Don’t ask me How Fast I Run

I’m out on the local high school track at around 7:45 pm tonight; a little later than usual. The place was packed out with people doing everything from 100 meter sprints to just taking a stroll with the wife & kids. I’m there doing one mile repeats for interval work. That’s one of my favorite workouts so I’m out there rolling along, and I get to a cool down phase. There was one guy, who looked like he was running 1200-400m ladders at a pretty good pace. He hits his cool down the same time I did. While avoiding a walker i slide down to the lane next to his, and he takes the opportunity to ask, “How fast are you doing those?” I gave a quick number and he nodded an then I slid back into my original lane.

I’m cooling down before my last set when a girl leaning up on the track fence asks me the same question. I again gave her a quick answer. Her mouth kind of dropped a bit.

“Oh…wow that’s fast.” she said. I responded with a thank you, answered some more questions, took a last quick sip of water, and got back to the start.

I finish my las interval and I’m doing cool down stretches on the bleachers. A family of four walks up to me and the father says, “So how fast were you running? You were [expletive] hauling [expletive] out there.” This time I didn’t really answer. I gave a round-about answer of what I was training for, and then got bombarded by more questions from the mother and one of the daughters. I’m obliging them, but inside all I can think is, go..away. Please. 

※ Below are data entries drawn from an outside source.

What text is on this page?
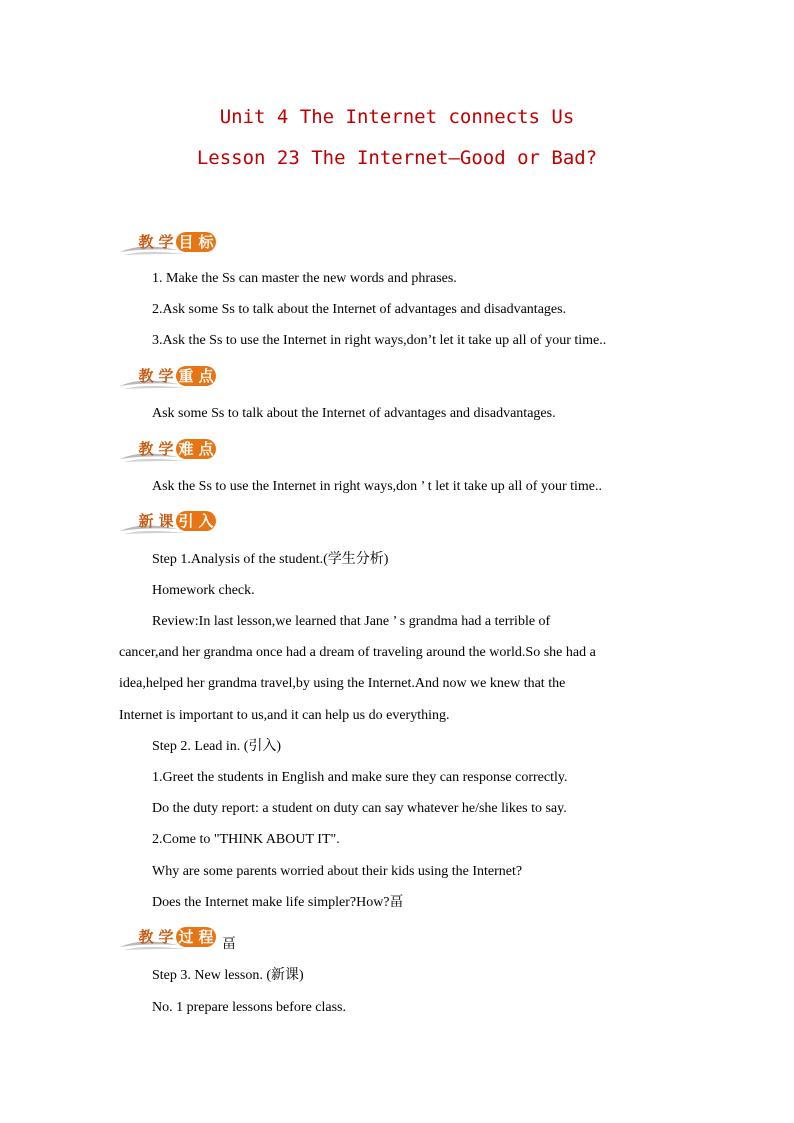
Unit 4 The Internet connects Us
Lesson 23 The Internet—Good or Bad?
教 学 目 标
1. Make the Ss can master the new words and phrases.
2.Ask some Ss to talk about the Internet of advantages and disadvantages.
3.Ask the Ss to use the Internet in right ways,don’t let it take up all of your time..
教 学 重 点
Ask some Ss to talk about the Internet of advantages and disadvantages.
教 学 难 点
Ask the Ss to use the Internet in right ways,don ’ t let it take up all of your time..
新 课 引 入
Step 1.Analysis of the student.(学生分析)
Homework check.
Review:In last lesson,we learned that Jane ’ s grandma had a terrible of
cancer,and her grandma once had a dream of traveling around the world.So she had a
idea,helped her grandma travel,by using the Internet.And now we knew that the
Internet is important to us,and it can help us do everything.
Step 2. Lead in. (引入)
1.Greet the students in English and make sure they can response correctly.
Do the duty report: a student on duty can say whatever he/she likes to say.
2.Come to "THINK ABOUT IT".
Why are some parents worried about their kids using the Internet?
Does the Internet make life simpler?How?畐
教 学 过 程 畐
Step 3. New lesson. (新课)
No. 1 prepare lessons before class.
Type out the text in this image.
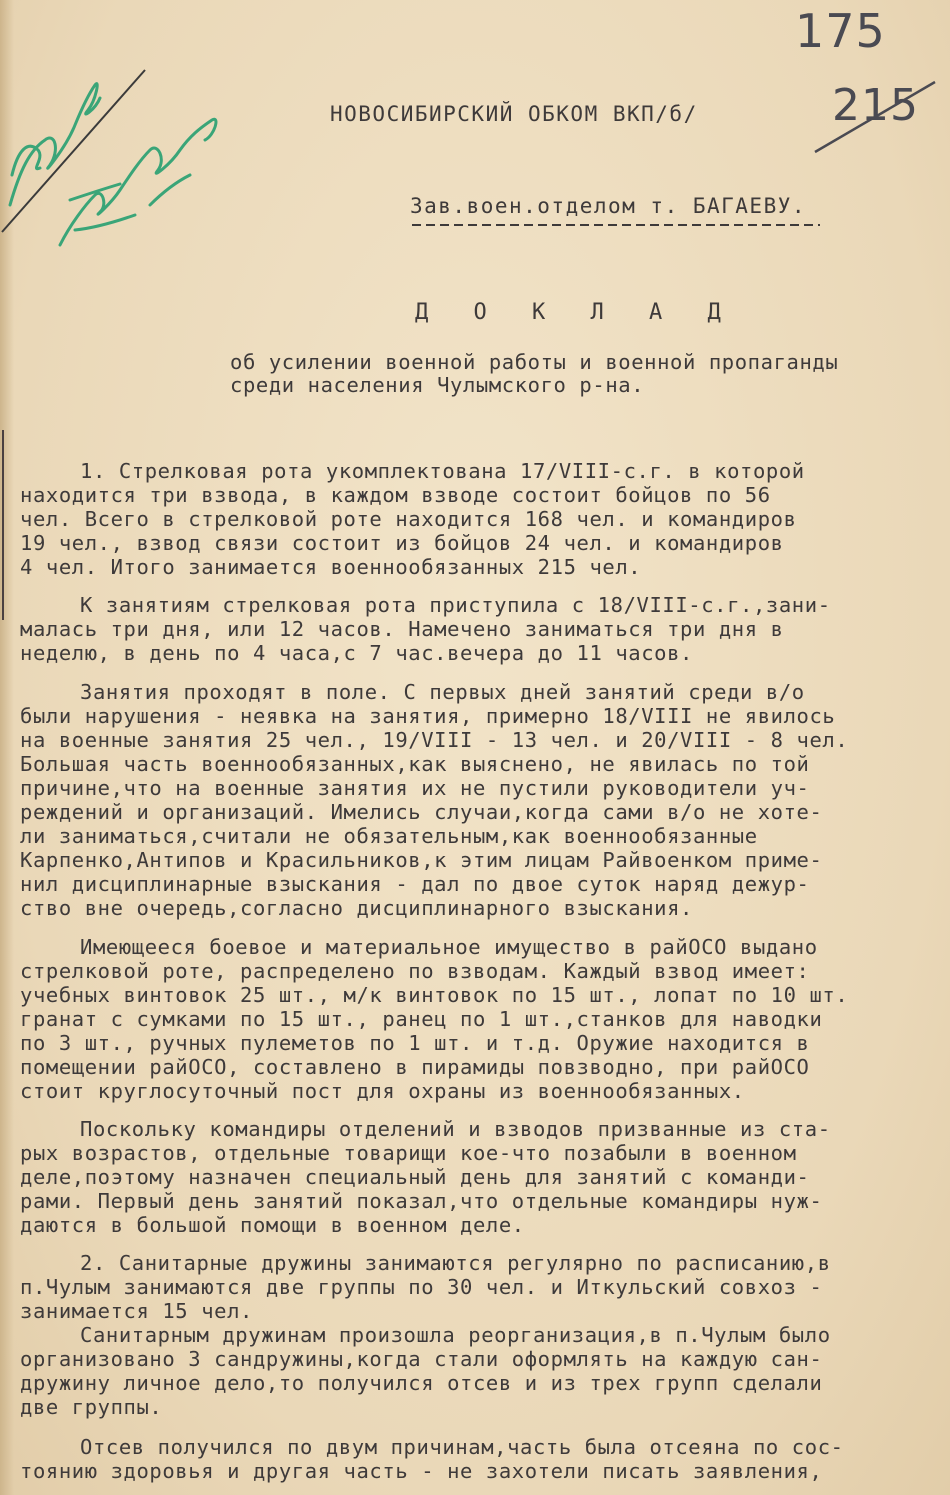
175
215
НОВОСИБИРСКИЙ ОБКОМ ВКП/б/
Зав.воен.отделом т. БАГАЕВУ.
Д О К Л А Д
об усилении военной работы и военной пропаганды
среди населения Чулымского р-на.
1. Стрелковая рота укомплектована 17/VIII-с.г. в которой
находится три взвода, в каждом взводе состоит бойцов по 56
чел. Всего в стрелковой роте находится 168 чел. и командиров
19 чел., взвод связи состоит из бойцов 24 чел. и командиров
4 чел. Итого занимается военнообязанных 215 чел.
К занятиям стрелковая рота приступила с 18/VIII-с.г.,зани-
малась три дня, или 12 часов. Намечено заниматься три дня в
неделю, в день по 4 часа,с 7 час.вечера до 11 часов.
Занятия проходят в поле. С первых дней занятий среди в/о
были нарушения - неявка на занятия, примерно 18/VIII не явилось
на военные занятия 25 чел., 19/VIII - 13 чел. и 20/VIII - 8 чел.
Большая часть военнообязанных,как выяснено, не явилась по той
причине,что на военные занятия их не пустили руководители уч-
реждений и организаций. Имелись случаи,когда сами в/о не хоте-
ли заниматься,считали не обязательным,как военнообязанные
Карпенко,Антипов и Красильников,к этим лицам Райвоенком приме-
нил дисциплинарные взыскания - дал по двое суток наряд дежур-
ство вне очередь,согласно дисциплинарного взыскания.
Имеющееся боевое и материальное имущество в райОСО выдано
стрелковой роте, распределено по взводам. Каждый взвод имеет:
учебных винтовок 25 шт., м/к винтовок по 15 шт., лопат по 10 шт.
гранат с сумками по 15 шт., ранец по 1 шт.,станков для наводки
по 3 шт., ручных пулеметов по 1 шт. и т.д. Оружие находится в
помещении райОСО, составлено в пирамиды повзводно, при райОСО
стоит круглосуточный пост для охраны из военнообязанных.
Поскольку командиры отделений и взводов призванные из ста-
рых возрастов, отдельные товарищи кое-что позабыли в военном
деле,поэтому назначен специальный день для занятий с команди-
рами. Первый день занятий показал,что отдельные командиры нуж-
даются в большой помощи в военном деле.
2. Санитарные дружины занимаются регулярно по расписанию,в
п.Чулым занимаются две группы по 30 чел. и Иткульский совхоз -
занимается 15 чел.
Санитарным дружинам произошла реорганизация,в п.Чулым было
организовано 3 сандружины,когда стали оформлять на каждую сан-
дружину личное дело,то получился отсев и из трех групп сделали
две группы.
Отсев получился по двум причинам,часть была отсеяна по сос-
тоянию здоровья и другая часть - не захотели писать заявления,
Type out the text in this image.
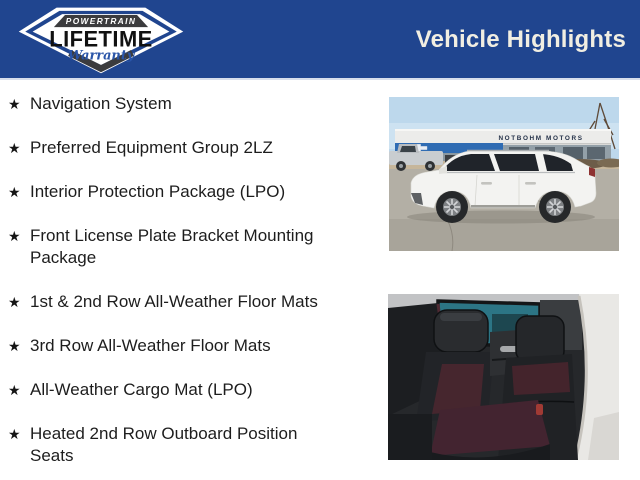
POWERTRAIN
LIFETIME
Warranty
Vehicle Highlights
★ Navigation System
★ Preferred Equipment Group 2LZ
★ Interior Protection Package (LPO)
★ Front License Plate Bracket Mounting Package
★ 1st & 2nd Row All-Weather Floor Mats
★ 3rd Row All-Weather Floor Mats
★ All-Weather Cargo Mat (LPO)
★ Heated 2nd Row Outboard Position Seats
NOTBOHM MOTORS
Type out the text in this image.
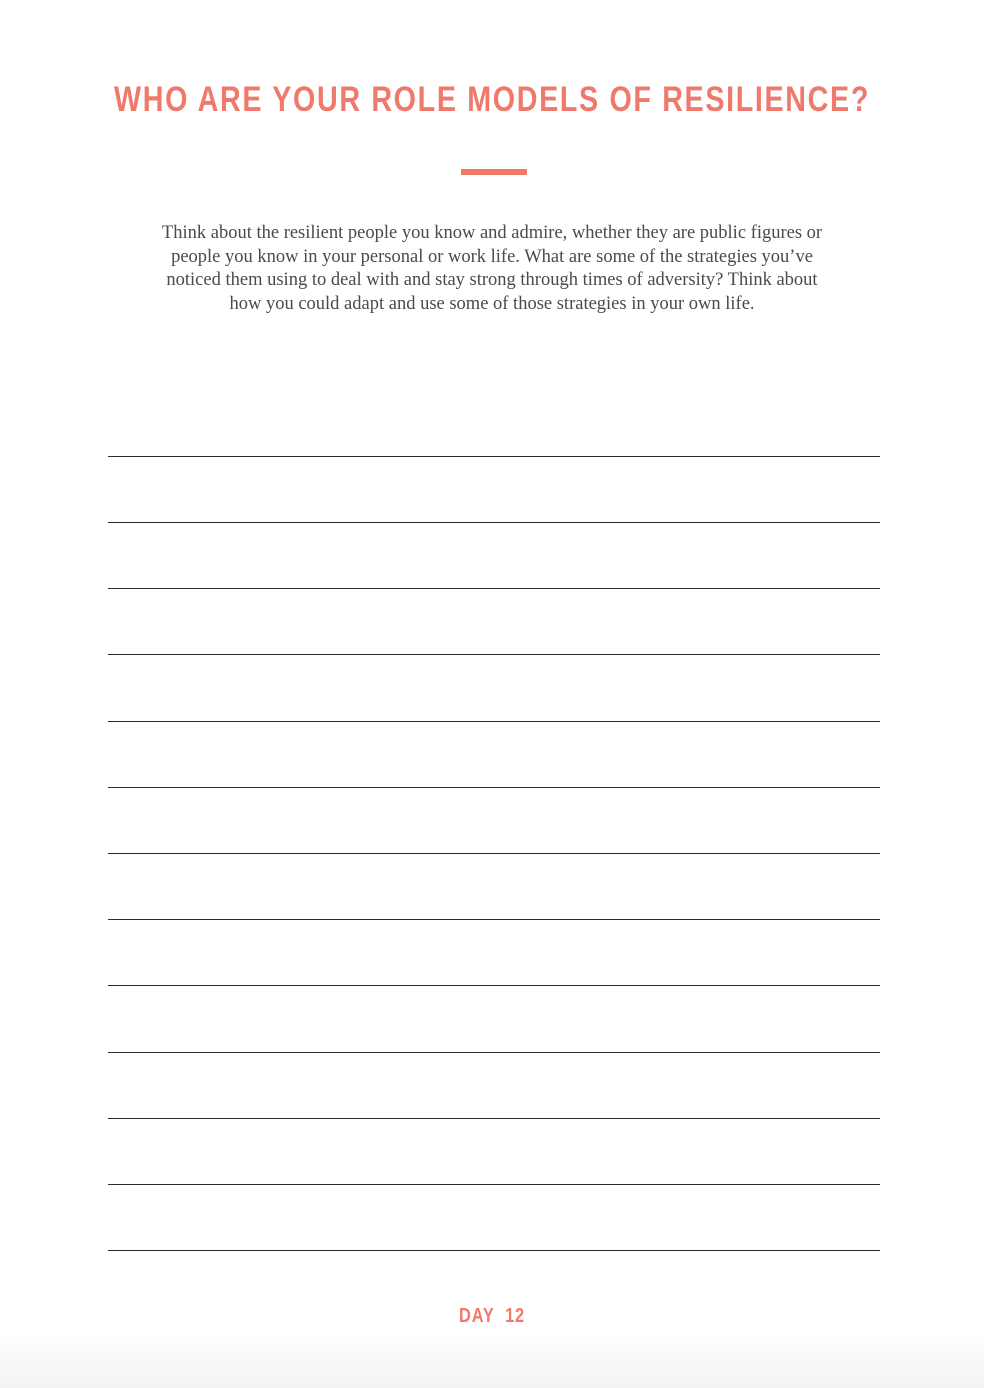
WHO ARE YOUR ROLE MODELS OF RESILIENCE?

Think about the resilient people you know and admire, whether they are public figures or people you know in your personal or work life. What are some of the strategies you’ve noticed them using to deal with and stay strong through times of adversity? Think about how you could adapt and use some of those strategies in your own life.

DAY  12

You’ll see it everywhere in those “10 things to never ask a runner” articles, somewhere on those lists, one is always, “how fast are you?” or, “how fast do you run?”

Why are those always on there?

The truth is, there could be a variety of reasons. I can’t speak for anyone else, but my reason is pretty simple: I don’t want to be notice.

First off, it’s training. Training is fluid. If I really wanted to to a 6×1 mile workout all out full throttle, the timing would look a lot different. But in training, I work off a certain percent of my max and even that fluctuates. I got another 6×1 mile workout in 2 weeks, and I’ll be running that one differently. Training isn’t necessarily an indicator of how fast a person is. Personally, I’m training a little shorter and a little faster for this 10k than I did for my last 10k back in June.

Intensified training has been associated with improved running economy, and VO2 max. If you narrow it down to high intensity intervals, you see more positive adaptations. Many mechanisms for improvement exist, one that catches my eye as a runner includes a decreased respiratory load when dialing back to lower intensities. This is great for a number of reasons outside of race training too; it’s also been used as an effective method for treating COPD. So I always make sure to keep my intervals fast, but I also understand I need to have cycles where I do dial back a bit, hence my next 6×1 mile interval is slated to be slower.

The second reason I don’t like that question is when I run, I go into a box. I’ve never had a regular running buddy, I don’t like running with other people because -like a good portion of runners- that is my alone time. That is my time to retreat into myself and just have some fun focusing on one thing that I enjoy, but at the same time doesn’t mean a lot either. What do I really accomplish by beating myself up pounding out laps on a track? I have a goal obviously, but in the end I’m not a professional, this is not going to be my life, so the question is, what does training to finish a race well really mean in the grand scheme of things? I just like the competition. I like the race atmosphere, and I like gauging where I am, but I gauge against myself. I don’t know most of the people I race against. I don’t know their running background, or what’s normal for them, so it’s really of no benefit  for me to use them as a measuring stick.

Case in point my first marathon I beat out these two guys by two seconds. They passed me when I had stopped to dig a pebble out of my shoe. The stop proved costly as it took me while to get back up to speed. I passed them at the 26 mile mark and held on to the end. In talking to one of them, I learned he had only been training for three and a half weeks and was running with his friend for support. He himself, ran a 2:50 marathoner and ran in the Boston Marathon the year before. That was a formative moment for me. It was then that I realized that running for a good placing as an amateur, isn’t necessarily the best way to go about it, and times in the long run, can mean so little in the face of a more worthwhile goal. I realized what’s really going to make this worthwhile for me personally, just going into my box. Not a number on a clock, just my box. Sure everyone sees race results eventually, but could they really put my name to my face? Probably not. Even after a race, I tend to keep to myself. And I prefer that. I’m not hunting for outside recognition.

Which is why that question bugs me a little. It draws attention to what I am doing, at a time and place where I don’t particularly want to be singled out, even if it’s positive recognition. A friend of mine holds the opinion that my feelings on this have a bit of selfish pride at their root. I have trouble seeing it that way because my bottom line is, again, my box. Running makes me feel good by itself, and I don’t want to have any other feelings attached to it, including a senses of admiration from the outside. Everything in my box is my business, including my pace.